English
Let F be a field and d, k be natural numbers. The polynomial preHilbertPoly F d k is defined by (d!)^{-1} times the composition of ascPochhammer F d with X − C(k) + 1; this is the basic building block used to formulate Hilbert polynomials.
Русский
Пусть F — поле, а d, k — натуральные числа. Полином preHilbertPoly F d k задаётся как (d!)^{-1} умноженное на композицию ascPochhammer F d и X − C(k) + 1; это базовый строительный блок для определения полиномов Хилберта.
LaTeX
$$$\operatorname{preHilbertPoly}(F,d,k) = (d!)^{-1} \cdot \big(\operatorname{ascPochhammer}(F,d)\big) \circ \big(X - C(k) + 1\big)$$$
Lean4
/-- For any field `F` and natural numbers `d` and `k`, `Polynomial.preHilbertPoly F d k`
is defined as `(d.factorial : F)⁻¹ • ((ascPochhammer F d).comp (X - (C (k : F)) + 1))`.
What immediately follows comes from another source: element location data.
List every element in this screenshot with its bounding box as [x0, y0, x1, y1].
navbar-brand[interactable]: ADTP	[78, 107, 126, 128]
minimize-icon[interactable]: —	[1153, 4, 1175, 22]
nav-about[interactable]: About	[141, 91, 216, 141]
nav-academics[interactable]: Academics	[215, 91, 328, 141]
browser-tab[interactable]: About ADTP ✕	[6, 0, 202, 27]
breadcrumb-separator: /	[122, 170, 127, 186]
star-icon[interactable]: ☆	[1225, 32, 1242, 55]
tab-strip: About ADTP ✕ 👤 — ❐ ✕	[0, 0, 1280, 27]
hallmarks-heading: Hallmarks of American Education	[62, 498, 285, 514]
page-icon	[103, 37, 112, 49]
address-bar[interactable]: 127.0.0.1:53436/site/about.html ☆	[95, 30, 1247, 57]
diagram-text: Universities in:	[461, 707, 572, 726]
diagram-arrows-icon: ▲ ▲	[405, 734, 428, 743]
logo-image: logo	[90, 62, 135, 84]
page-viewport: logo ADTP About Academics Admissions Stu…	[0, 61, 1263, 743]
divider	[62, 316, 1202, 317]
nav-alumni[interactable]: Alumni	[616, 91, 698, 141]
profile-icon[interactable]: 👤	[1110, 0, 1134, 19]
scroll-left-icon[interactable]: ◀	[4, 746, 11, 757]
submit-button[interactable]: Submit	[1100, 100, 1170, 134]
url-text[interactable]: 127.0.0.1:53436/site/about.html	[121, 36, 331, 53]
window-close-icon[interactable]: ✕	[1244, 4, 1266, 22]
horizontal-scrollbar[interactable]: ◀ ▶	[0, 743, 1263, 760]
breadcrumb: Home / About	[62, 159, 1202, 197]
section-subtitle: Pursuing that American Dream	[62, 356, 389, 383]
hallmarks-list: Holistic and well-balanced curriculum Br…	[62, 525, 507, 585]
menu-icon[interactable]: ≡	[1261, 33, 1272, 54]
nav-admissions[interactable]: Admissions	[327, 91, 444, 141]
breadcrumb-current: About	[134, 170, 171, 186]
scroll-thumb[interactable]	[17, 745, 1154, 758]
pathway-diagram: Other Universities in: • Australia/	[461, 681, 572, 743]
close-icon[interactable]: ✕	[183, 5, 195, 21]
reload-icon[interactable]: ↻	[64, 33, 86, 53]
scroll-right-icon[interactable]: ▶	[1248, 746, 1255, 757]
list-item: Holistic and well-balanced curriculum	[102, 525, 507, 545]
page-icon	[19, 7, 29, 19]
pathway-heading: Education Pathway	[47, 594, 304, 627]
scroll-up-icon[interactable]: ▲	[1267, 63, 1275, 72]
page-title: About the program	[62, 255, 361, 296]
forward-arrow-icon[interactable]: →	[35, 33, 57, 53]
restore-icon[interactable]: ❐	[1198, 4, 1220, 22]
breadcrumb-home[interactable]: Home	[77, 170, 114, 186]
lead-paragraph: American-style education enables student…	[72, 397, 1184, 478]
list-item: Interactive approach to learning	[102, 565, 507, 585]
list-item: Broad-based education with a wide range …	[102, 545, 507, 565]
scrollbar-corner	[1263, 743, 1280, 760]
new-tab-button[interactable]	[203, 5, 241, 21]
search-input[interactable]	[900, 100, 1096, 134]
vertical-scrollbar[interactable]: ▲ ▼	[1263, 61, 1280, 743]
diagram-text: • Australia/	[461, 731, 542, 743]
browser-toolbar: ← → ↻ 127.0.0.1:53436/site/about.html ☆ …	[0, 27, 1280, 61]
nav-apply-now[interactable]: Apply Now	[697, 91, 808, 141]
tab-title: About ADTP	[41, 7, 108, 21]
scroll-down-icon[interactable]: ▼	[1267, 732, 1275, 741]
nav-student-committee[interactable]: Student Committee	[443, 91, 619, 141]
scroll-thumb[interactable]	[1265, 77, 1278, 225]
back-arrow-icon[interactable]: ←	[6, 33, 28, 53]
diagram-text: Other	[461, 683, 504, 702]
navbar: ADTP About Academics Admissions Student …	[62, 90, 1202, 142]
This is the most basic form of Hilbert polynomials. `Polynomial.preHilbertPoly ℚ d 0`
is exactly the Hilbert polynomial of the polynomial ring `ℚ[X_0,...,X_d]` viewed as
a graded module over itself. In fact, `Polynomial.preHilbertPoly F d k` is the
same as `Polynomial.hilbertPoly ((X : F[X]) ^ k) (d + 1)` for any field `F` and
`d k : ℕ` (see the lemma `Polynomial.hilbertPoly_X_pow_succ`). See also the lemma
`Polynomial.preHilbertPoly_eq_choose_sub_add`, which states that if `CharZero F`,
then for any `d k n : ℕ` with `k ≤ n`, `(Polynomial.preHilbertPoly F d k).eval (n : F)`
equals `(n - k + d).choose d`.
-/
noncomputable def preHilbertPoly (d k : ℕ) : F[X] :=
(d.factorial : F)⁻¹ • ((ascPochhammer F d).comp (Polynomial.X - (C (k : F)) + 1))